Op 15 november 2016 heeft de Centrale Raad van Beroep uitspraak gedaan in de zaak van appellant tegen het college van burgemeester en wethouders van Rotterdam. De zaak betreft een hoger beroep tegen de uitspraak van de rechtbank Rotterdam van 4 januari 2016, waarin de rechtbank het beroep tegen het bestreden besluit van het college ongegrond verklaarde. Appellant had op 8 december 2014 bijzondere bijstand aangevraagd voor kosten van woninginrichting en woonlasten na zijn verhuizing op 4 december 2014. Het college heeft deze aanvragen op 9 februari 2015 afgewezen, en het bezwaar daartegen ongegrond verklaard op 15 mei 2015. Het college stelde dat de kosten voor woninginrichting tot de algemeen noodzakelijke kosten van het bestaan behoren en dat appellant deze kosten zelf moet kunnen betalen door te sparen of een lening af te sluiten. De rechtbank heeft deze redenering bevestigd.
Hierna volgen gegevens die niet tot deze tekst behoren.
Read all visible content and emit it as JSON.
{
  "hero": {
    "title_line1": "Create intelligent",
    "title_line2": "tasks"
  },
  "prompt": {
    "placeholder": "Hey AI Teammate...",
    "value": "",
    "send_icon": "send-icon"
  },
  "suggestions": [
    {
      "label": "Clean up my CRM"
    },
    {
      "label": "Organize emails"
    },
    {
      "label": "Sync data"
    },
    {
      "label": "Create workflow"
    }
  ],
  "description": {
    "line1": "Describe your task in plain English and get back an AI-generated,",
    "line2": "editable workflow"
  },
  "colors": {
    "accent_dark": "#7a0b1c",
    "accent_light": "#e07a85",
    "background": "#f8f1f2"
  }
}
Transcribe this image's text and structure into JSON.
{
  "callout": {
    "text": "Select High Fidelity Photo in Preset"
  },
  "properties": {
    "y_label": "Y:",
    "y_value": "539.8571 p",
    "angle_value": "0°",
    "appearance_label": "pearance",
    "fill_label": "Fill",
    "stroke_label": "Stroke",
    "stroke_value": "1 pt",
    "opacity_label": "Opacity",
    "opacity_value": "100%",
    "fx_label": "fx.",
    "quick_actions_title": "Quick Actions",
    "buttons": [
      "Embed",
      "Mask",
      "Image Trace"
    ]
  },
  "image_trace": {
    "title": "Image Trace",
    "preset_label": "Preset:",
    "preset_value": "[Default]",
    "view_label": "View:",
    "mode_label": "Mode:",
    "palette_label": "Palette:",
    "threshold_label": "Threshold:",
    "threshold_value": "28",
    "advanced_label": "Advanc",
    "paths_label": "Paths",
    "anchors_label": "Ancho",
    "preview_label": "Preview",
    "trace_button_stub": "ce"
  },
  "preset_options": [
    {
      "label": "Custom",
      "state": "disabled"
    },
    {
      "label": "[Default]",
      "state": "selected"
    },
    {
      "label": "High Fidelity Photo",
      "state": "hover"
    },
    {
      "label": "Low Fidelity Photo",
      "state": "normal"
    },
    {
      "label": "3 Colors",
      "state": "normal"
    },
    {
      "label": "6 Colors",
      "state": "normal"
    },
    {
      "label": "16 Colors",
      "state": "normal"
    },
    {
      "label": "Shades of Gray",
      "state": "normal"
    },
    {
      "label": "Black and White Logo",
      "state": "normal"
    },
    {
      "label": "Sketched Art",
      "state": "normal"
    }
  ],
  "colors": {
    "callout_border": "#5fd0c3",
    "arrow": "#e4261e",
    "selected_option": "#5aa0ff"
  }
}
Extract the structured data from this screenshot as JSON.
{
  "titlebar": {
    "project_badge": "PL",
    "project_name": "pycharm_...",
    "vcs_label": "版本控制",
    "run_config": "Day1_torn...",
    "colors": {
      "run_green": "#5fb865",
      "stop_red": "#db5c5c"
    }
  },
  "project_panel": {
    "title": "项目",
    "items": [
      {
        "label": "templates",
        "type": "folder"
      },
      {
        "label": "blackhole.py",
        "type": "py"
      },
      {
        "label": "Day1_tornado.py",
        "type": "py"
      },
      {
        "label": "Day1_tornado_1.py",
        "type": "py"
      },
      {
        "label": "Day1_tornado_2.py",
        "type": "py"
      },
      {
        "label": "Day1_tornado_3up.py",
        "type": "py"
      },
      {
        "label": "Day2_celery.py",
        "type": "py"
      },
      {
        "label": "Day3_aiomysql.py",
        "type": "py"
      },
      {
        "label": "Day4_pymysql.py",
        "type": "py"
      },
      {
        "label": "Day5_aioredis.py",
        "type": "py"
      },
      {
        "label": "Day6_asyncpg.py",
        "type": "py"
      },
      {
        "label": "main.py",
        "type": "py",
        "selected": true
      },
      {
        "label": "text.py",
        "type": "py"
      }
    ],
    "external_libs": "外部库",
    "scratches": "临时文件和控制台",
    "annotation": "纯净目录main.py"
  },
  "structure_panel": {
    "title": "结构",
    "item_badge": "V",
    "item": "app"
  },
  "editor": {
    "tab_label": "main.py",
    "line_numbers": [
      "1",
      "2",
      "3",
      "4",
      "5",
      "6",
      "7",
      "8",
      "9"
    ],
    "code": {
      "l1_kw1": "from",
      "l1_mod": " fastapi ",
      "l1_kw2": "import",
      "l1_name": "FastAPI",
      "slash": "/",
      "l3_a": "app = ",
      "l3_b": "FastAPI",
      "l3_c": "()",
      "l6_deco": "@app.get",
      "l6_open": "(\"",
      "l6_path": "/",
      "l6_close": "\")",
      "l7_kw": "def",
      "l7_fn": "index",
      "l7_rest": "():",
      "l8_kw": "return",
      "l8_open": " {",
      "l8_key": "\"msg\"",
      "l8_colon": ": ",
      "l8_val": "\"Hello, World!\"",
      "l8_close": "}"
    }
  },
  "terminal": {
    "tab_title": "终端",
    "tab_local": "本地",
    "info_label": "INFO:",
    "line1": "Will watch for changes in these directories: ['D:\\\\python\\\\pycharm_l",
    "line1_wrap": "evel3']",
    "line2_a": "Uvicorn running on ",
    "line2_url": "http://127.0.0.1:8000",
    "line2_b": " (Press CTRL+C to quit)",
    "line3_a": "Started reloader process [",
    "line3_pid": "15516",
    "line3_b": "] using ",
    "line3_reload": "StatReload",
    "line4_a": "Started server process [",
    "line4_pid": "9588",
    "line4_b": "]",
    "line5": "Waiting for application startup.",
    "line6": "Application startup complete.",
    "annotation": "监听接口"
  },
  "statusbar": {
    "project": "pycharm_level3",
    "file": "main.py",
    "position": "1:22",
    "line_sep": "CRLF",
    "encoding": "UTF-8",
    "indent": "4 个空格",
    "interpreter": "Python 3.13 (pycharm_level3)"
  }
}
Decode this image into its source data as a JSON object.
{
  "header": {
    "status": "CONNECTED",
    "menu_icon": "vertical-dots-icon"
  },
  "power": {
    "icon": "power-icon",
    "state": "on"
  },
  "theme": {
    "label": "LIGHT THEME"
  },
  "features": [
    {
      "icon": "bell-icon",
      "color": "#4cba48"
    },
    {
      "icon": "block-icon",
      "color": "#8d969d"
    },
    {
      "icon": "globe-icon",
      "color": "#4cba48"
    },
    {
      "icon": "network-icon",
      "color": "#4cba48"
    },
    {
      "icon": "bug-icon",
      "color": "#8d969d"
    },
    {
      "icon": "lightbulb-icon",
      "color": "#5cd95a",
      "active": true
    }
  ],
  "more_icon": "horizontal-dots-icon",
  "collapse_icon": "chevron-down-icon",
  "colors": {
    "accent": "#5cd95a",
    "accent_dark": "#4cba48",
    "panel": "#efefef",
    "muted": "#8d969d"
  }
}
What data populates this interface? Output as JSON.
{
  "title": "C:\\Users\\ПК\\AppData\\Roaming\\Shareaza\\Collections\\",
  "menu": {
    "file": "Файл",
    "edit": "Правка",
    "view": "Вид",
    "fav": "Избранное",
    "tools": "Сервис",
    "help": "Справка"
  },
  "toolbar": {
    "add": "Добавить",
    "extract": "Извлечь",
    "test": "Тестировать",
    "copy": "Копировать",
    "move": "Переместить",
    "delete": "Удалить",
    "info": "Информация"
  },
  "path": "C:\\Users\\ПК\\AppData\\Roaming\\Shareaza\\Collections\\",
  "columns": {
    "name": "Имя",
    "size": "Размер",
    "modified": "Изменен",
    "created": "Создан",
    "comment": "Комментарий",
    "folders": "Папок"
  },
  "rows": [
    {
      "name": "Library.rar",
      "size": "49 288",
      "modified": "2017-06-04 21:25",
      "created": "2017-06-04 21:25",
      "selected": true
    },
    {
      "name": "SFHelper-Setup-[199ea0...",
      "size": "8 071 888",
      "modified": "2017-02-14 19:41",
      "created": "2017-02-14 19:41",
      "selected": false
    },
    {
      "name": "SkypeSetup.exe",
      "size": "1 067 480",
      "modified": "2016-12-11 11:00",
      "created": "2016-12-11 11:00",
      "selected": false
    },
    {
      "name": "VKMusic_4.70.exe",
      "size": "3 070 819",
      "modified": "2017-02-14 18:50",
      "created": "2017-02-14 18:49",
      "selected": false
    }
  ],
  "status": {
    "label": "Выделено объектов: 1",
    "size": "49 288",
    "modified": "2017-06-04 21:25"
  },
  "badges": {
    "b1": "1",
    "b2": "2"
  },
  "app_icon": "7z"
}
In hoger beroep heeft appellant aangevoerd dat hij niet in staat was om te reserveren voor de kosten van woninginrichting, omdat de verhuizing niet voorzienbaar was en hij onvoldoende bijstand ontving. De Raad heeft echter geoordeeld dat appellant niet aannemelijk heeft gemaakt dat hij niet in staat was om te reserveren of een lening af te sluiten. De Raad concludeert dat de kosten van verhuizing en inrichting als incidenteel voorkomende algemeen noodzakelijke kosten van het bestaan moeten worden beschouwd, die in beginsel uit een inkomen op bijstandsniveau moeten worden bestreden. De Raad bevestigt de uitspraak van de rechtbank en wijst het hoger beroep af, zonder veroordeling in de proceskosten.

Uitspraak

16/458 PW
Datum uitspraak: 15 november 2016
Centrale Raad van Beroep
Enkelvoudige kamer
Uitspraak op het hoger beroep tegen de uitspraak van de rechtbank Rotterdam van
4 januari 2016, 15/3397 (aangevallen uitspraak)
Partijen:
[appellant] te [woonplaats] (appellant)
het college van burgemeester en wethouders van Rotterdam (college)

PROCESVERLOOP

Namens appellant heeft mr. C.W.F. Jansen, advocaat, hoger beroep ingesteld.
Het onderzoek ter zitting heeft plaatsgevonden op 4 oktober 2016. Partijen zijn, met bericht, niet verschenen.

OVERWEGINGEN

1. De Raad gaat uit van de volgende in dit geding van belang zijnde feiten en
omstandigheden.
1.1.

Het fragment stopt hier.